On 01/07/2014 12:00 AM, Peter Thygesen wrote:
Just observed that training a token model with a text file without any
<SPLIT> tags will fail with the following error message:
Performing 100 iterations.
1: ... loglikelihood=0.0 1.0
2: ... loglikelihood=0.0 1.0
Exception in thread "main" java.lang.IllegalArgumentException:
opennlp.tools.util.InvalidFormatException: The maxent model is not
compatible with the tokenizer!
at opennlp.tools.util.model.BaseModel.checkArtifactMap(BaseModel.java:476)
at opennlp.tools.tokenize.TokenizerModel.<init>(TokenizerModel.java:63)
at opennlp.tools.tokenize.TokenizerME.train(TokenizerME.java:253)
at
opennlp.tools.cmdline.tokenizer.TokenizerTrainerTool.run(TokenizerTrainerTool.java:89)
at opennlp.tools.cmdline.CLI.main(CLI.java:222)
Caused by: opennlp.tools.util.InvalidFormatException: The maxent model is
not compatible with the tokenizer!
at
opennlp.tools.tokenize.TokenizerModel.validateArtifactMap(TokenizerModel.java:155)

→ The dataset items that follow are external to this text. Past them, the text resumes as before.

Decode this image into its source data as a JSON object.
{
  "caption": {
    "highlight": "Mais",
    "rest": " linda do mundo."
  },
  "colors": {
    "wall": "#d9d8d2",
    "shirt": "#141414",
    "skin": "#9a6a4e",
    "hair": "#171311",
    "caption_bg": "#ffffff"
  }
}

at opennlp.tools.util.model.BaseModel.checkArtifactMap(BaseModel.java:474)
... 4 more
When I added just one! <SPLIT> tag it worked. But the documentations states:
"... The OpenNLP format contains one sentence per line. Tokens are either
separated by a*whitespace* *or* by a special <SPLIT> tag. The following
sample shows the sample from above in the correct format."
I understand that as it do not necessary have to contain <Split> tags just
whitespace.
Yes, that is correct you need at least one or a couple (depending on
the settings) of <SPLIT> tags,
to train the tokenizer without getting an exception. If there are no
<SPLIT> tags a classification model
with just one outcome is trained, and then rejected as invalid with an
exception.
To train a tokenizer model, you need the training data to be in the
correct format, and you need a certain quantity
to produce a model which actually works.
Maybe we should add some feedback to the command line training tool
which informs the user if training a model is
not possible, and if there is enough data what kind of performance is to
be expected,
e.g. less than 200 tokens, "The model will probably not work! Try to
train on more data.".
Cheers,
Jörn